TUCSON — Four weeks after absorbing the worst loss in McKale Center history, Arizona is tied for the Pac-10 lead. Nic Wise matched a career high with 30 points, and Arizona defeated California 76-72 on Sunday to grab a share of first place at the midway point.
TUCSON — Four weeks after absorbing the worst loss in McKale Center history, Arizona is tied for the Pac-10 lead.
Nic Wise matched a career high with 30 points, and Arizona defeated California 76-72 on Sunday to grab a share of first place at the midway point.
"This is, to me, the best win of our season because of who we played," Arizona coach Sean Miller said. "Cal is a terrific team, and the stakes were high. It's always interesting to see how your team plays in big moments, and we really answered the bell."
These aren't the same Wildcats who appeared helpless in a 99-69 loss to Brigham Young on Dec. 28. Halfway through the Pac-10 season, Arizona (12-9, 6-3) has won four straight to pull into a first-place tie with the Golden Bears (14-7, 6-3).
The Wildcats have 11 regular-season titles in 31 seasons, but none since 2005, their longest drought in a quarter century. California hasn't won the conference since 1959-60, when it had five teams.
"We don't want to dwell on the fact that we're in first place," Arizona guard Lamont Jones said. "Like Nic said in the locker room, we don't want to be tied for first."
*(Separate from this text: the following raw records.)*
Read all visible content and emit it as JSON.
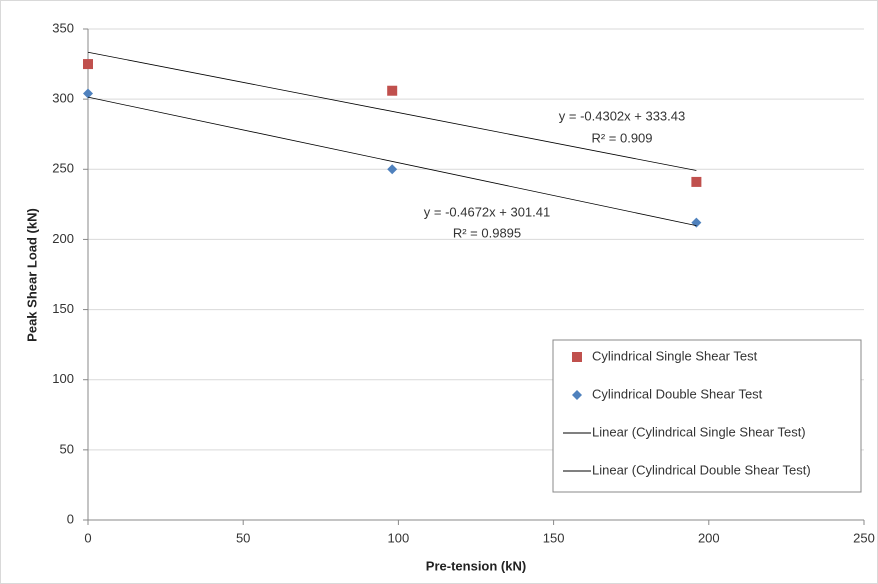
{
  "chart_data": {
    "type": "scatter",
    "x_label": "Pre-tension (kN)",
    "y_label": "Peak Shear Load (kN)",
    "xlim": [
      0,
      250
    ],
    "xticks": [
      0,
      50,
      100,
      150,
      200,
      250
    ],
    "ylim": [
      0,
      350
    ],
    "yticks": [
      0,
      50,
      100,
      150,
      200,
      250,
      300,
      350
    ],
    "grid": true,
    "legend": "right",
    "series": [
      {
        "name": "Cylindrical Single Shear Test",
        "color": "#c0504d",
        "marker": "square",
        "x": [
          0,
          98,
          196
        ],
        "values": [
          325,
          306,
          241
        ]
      },
      {
        "name": "Cylindrical Double Shear Test",
        "color": "#4f81bd",
        "marker": "diamond",
        "x": [
          0,
          98,
          196
        ],
        "values": [
          304,
          250,
          212
        ]
      },
      {
        "name": "Linear (Cylindrical Single Shear Test)",
        "color": "#000000",
        "marker": "line",
        "x": [
          0,
          196
        ],
        "values": [
          333.43,
          249.11
        ]
      },
      {
        "name": "Linear (Cylindrical Double Shear Test)",
        "color": "#000000",
        "marker": "line",
        "x": [
          0,
          196
        ],
        "values": [
          301.41,
          209.84
        ]
      }
    ],
    "annotations": [
      "y = -0.4302x + 333.43",
      "R² = 0.909",
      "y = -0.4672x + 301.41",
      "R² = 0.9895"
    ]
  }
}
There's a long way to go in the regular season. But both teams looked title-worthy in a riveting game that had nine ties and 11 lead changes.
Theo Robertson scored a career-high 27 points for the Golden Bears, who had their three-game winning streak snapped. Robertson's outburst came three days after he played 37 scoreless minutes in a victory at Arizona State.
The win in Tempe gave the Bears a shot at their first road sweep of the Arizona schools, which joined the league in 1978-79. But Cal's chance for a victory over Arizona slipped away down the stretch, with the Golden Bears scoring only one bucket in the final 5:23.
"The thing that is disappointing is you have a chance to win with two minutes left," Cal coach Mike Montgomery said. "All you have to do is get a stop and make a play."
Cal couldn't stop Wise, a senior from Houston who seemed to make all the plays when it mattered.
"He's just really good," Montgomery said. "He's the best guy we've played so far."
With Arizona down 34-32 at halftime, Wise opened the second half with a 3-pointer that sent a jolt through McKale Center.
Then Derrick Williams hit a pair of free throws and a layup to give the Wildcats a 39-34 lead, and sold-out McKale Center was rocking. Williams had 15 points and 11 rebounds.
The red-clad crowd of 14,629 was on its feet the rest of the way.
"People talk to me about McKale — I guess I really saw it here today," Miller said. "The atmosphere today was as electric as there can be in any building in college basketball. Who benefited from that? Our team."
The crowd had plenty to scream about in the chaotic final minutes.
Cal's Omondi Amoke scored to give the Bears a 67-65 lead with 4:13 to play, and neither team scored a bucket until Williams dunked on a feed from Jamelle Horne to tie it at 69-69 with 1:15 to play.
Then Wise took over, personally outscoring Cal 7-3 in the final 52 seconds. And he did it by slithering through traps and double teams.
First, Wise sliced down the left side of the lane and hit a running bank shot to give the Wildcats a 71-69 lead.
With 40 seconds left, Wise fouled Jerome Randle beyond the arc. Randle, a 93-percent shooter from the line, hit all three shots to put the Bears up by a point.
Wise responded by driving on Randle, scoring and drawing a foul. Wise, an 89-percent free-throw shooter, hit the foul shot to put Arizona up 74-72 with 26 seconds left.
"It was just taking what they gave me," Wise said.
Robertson dribbled the ball out of bounds on the next possession, and the Bears were forced to foul Wise, who knocked down two shots to ice the game.
The teams meet again on Feb. 25 in Berkeley.
"We look forward to playing these guys again," Cal's Patrick Christopher said.